В Штаты Эдди летел один — жена осталась в Лондоне с крошечной дочкой. Место в первом классе выбрал у окна — как любила Ханна. Успешный специалист по связям с общественностью, замечательный организатор, умеющий держать все под контролем, она превращалась в ребенка, когда земля в иллюминаторе становилась похожа на лоскутное одеяло.
Эдди вдруг услышал, что его окликает один из пассажиров: «Редмэйн? Дружище, вот так встреча! Вспомни Итон. Я Дэвид!»
В крепком мужчине с легким загаром актер с трудом узнал щуплого одноклассника, который всегда сидел впереди и не отрывал глаз от преподавателя, пока сам Эдди читал украдкой пьесы Беккета. Дэвид, конечно, не удержался и попросил автограф для племянницы, с нетерпением ждущей премьеры нового фильма по Джоан Ролинг. Потом, задав еще пару ничего не значащих вопросов, деликатно свернул беседу. Специально в Итоне манерам не учили, но все выпускники школы славились хорошим воспитанием.

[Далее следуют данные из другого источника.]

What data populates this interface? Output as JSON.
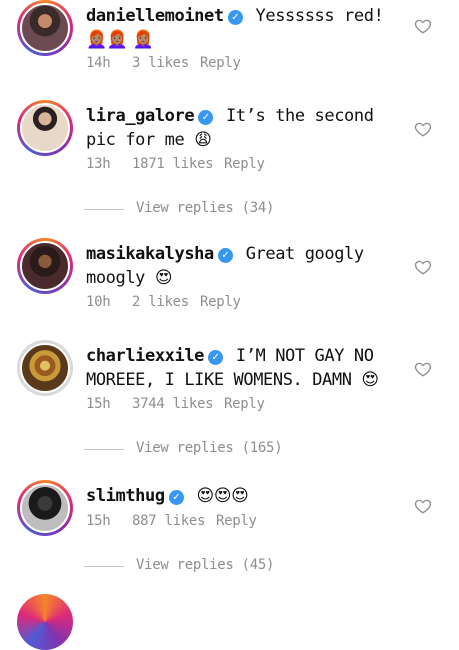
{
  "comments": [
    {
      "username": "daniellemoinet",
      "text": "Yessssss red!",
      "emoji": "👩🏽‍🦰👩🏽‍🦰 👩🏽‍🦰",
      "time": "14h",
      "likes": "3 likes",
      "reply": "Reply"
    },
    {
      "username": "lira_galore",
      "text": "It’s the second pic for me",
      "emoji": "😩",
      "time": "13h",
      "likes": "1871 likes",
      "reply": "Reply",
      "view_replies": "View replies (34)"
    },
    {
      "username": "masikakalysha",
      "text": "Great googly moogly",
      "emoji": "😍",
      "time": "10h",
      "likes": "2 likes",
      "reply": "Reply"
    },
    {
      "username": "charliexxile",
      "text": "I’M NOT GAY NO MOREEE, I LIKE WOMENS. DAMN",
      "emoji": "😍",
      "time": "15h",
      "likes": "3744 likes",
      "reply": "Reply",
      "view_replies": "View replies (165)"
    },
    {
      "username": "slimthug",
      "text": "",
      "emoji": "😍😍😍",
      "time": "15h",
      "likes": "887 likes",
      "reply": "Reply",
      "view_replies": "View replies (45)"
    }
  ],
  "icons": {
    "verified": "verified-badge-icon",
    "like": "heart-outline-icon"
  },
  "colors": {
    "verified": "#3897f0",
    "meta": "#8e8e8e",
    "ring": "#dd2a7b"
  }
}
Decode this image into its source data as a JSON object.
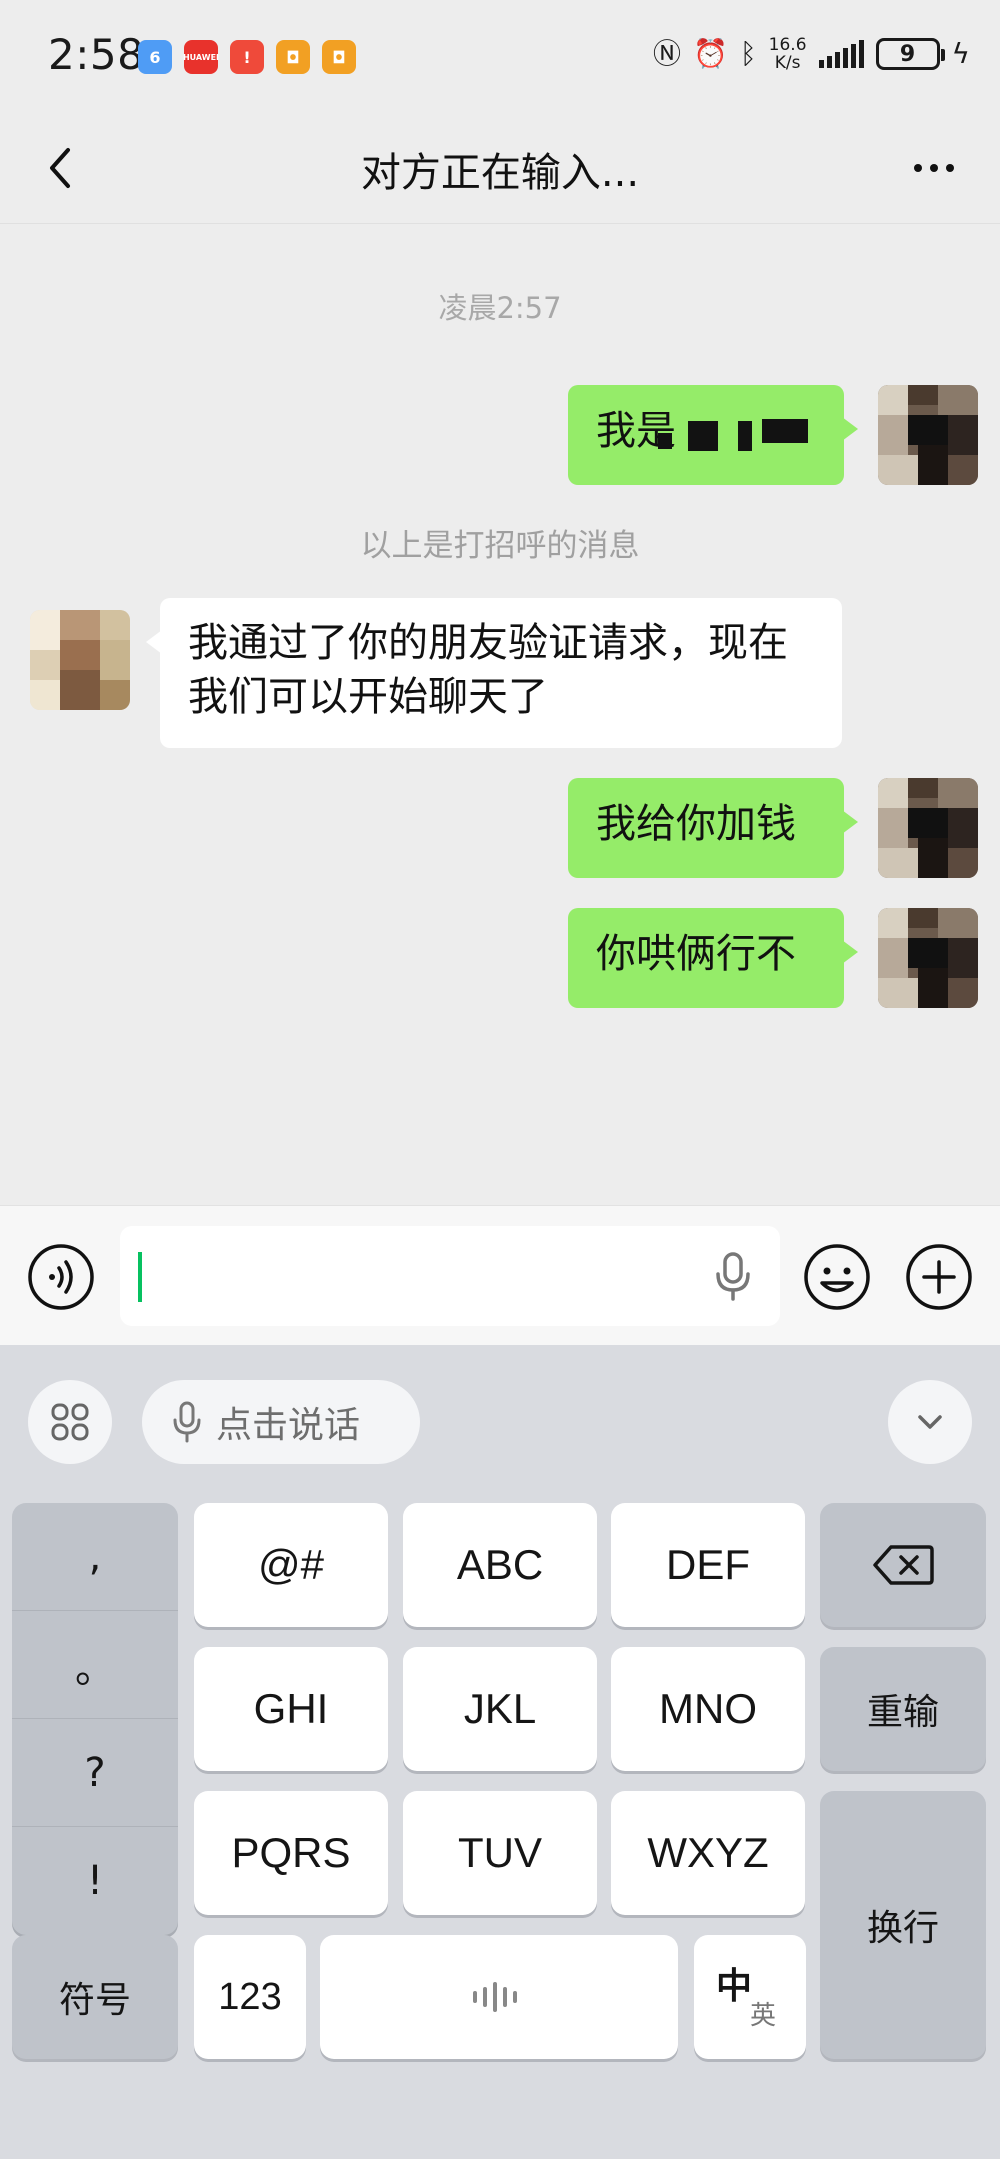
{
  "status_bar": {
    "time": "2:58",
    "net_speed_value": "16.6",
    "net_speed_unit": "K/s",
    "battery": "9"
  },
  "header": {
    "title": "对方正在输入..."
  },
  "messages": {
    "time_divider": "凌晨2:57",
    "greeting_prefix": "我是",
    "system_note": "以上是打招呼的消息",
    "verify_text": "我通过了你的朋友验证请求，现在我们可以开始聊天了",
    "msg_add_money": "我给你加钱",
    "msg_coax": "你哄俩行不"
  },
  "keyboard": {
    "voice_label": "点击说话",
    "punct": [
      ",",
      "。",
      "?",
      "!"
    ],
    "key_symbols": "@#",
    "key_abc": "ABC",
    "key_def": "DEF",
    "key_ghi": "GHI",
    "key_jkl": "JKL",
    "key_mno": "MNO",
    "key_pqrs": "PQRS",
    "key_tuv": "TUV",
    "key_wxyz": "WXYZ",
    "key_retype": "重输",
    "key_newline": "换行",
    "key_symbol_panel": "符号",
    "key_123": "123",
    "lang_zh": "中",
    "lang_en": "英"
  },
  "colors": {
    "self_bubble": "#95ec69",
    "other_bubble": "#ffffff",
    "caret": "#07c160"
  }
}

Итон — одно его упоминание в резюме обычно открывает двери, закрытые перед большинством смертных. Оттого родители Редмэйна приложили все усилия, чтобы их сын оказался в лучшем учебном заведении Англии, ведь Эдди предстояло поднять престиж семьи еще выше: отец, крупный финансист из Сити, был уверен, что наследник пойдет по его стопам. Но парень так и не смог почувствовать себя в Итоне своим. Эдди не был аристократом по крови, всего лишь богатеньким отпрыском, пусть даже состояние его отца попадало под определение «старые деньги».
В первую неделю учебы собрание класса проходило в часовне, куда новоиспеченный итонец явился загодя. И обнаружил полицейских с собаками: стражи порядка проверяли помещение на случай заложенной бомбы.
— Как странно! — Эдди настолько растерялся от увиденного, что произнес фразу вслух.
— Ничего удивительного, — наклонился к нему сидящий позади юноша, — когда с тобой учится наследник престола, и не к такому привыкнешь.
Так Редмэйн узнал, что поступил в один класс с принцем Уильямом, а когда пришел на свой первый урок французского, встретился с ним лично.
— Уилл, — представился высокий рыжий паренек.
— Эдди. Рад знакомству.
— Надеюсь, у тебя хорошо с французским. У меня просто беда. Наверное, это генетическое: наши дворы никогда не любили друг друга, — заговорщически улыбнулся Уилл, и у Эдди вдруг возникло чувство, что он свой в этом казавшимся таким пафосным Итоне.
Помня об ответственности перед семьей, Эдди старался быть прилежным и успевать по всем предметам. Но чем дальше, тем явственнее понимал: его душа лежит к литературе и истории искусств, в то время как точные науки вызывают зевоту. Отец, глядя на успехи сына, довольно потирал руки: династия обязательно продолжится, а с друзьями, которые появятся в колледже, их семья, возможно, получит шанс войти в высшие слои общества. Не об этом ли мечтал его дед — один из самых известных британских инженеров, который добился невероятных высот и заложил тот фундамент, на котором Ричард Редмэйн, всегда доверявший только фактам, позволил себе возводить воздушные замки? Он и предположить не мог, что Эдди хоть и завоевал расположение статусных однокашников (даже был старостой), ни с кем близко не сошелся. Ему хотелось говорить о поэзии Китса, новаторстве Стоппарда и русской театральной школе. Но товарищи по учебе предпочитали более приземленные темы: охотнее обсуждали планы на будущее, расписанное родителями, и симпатичных ровесниц.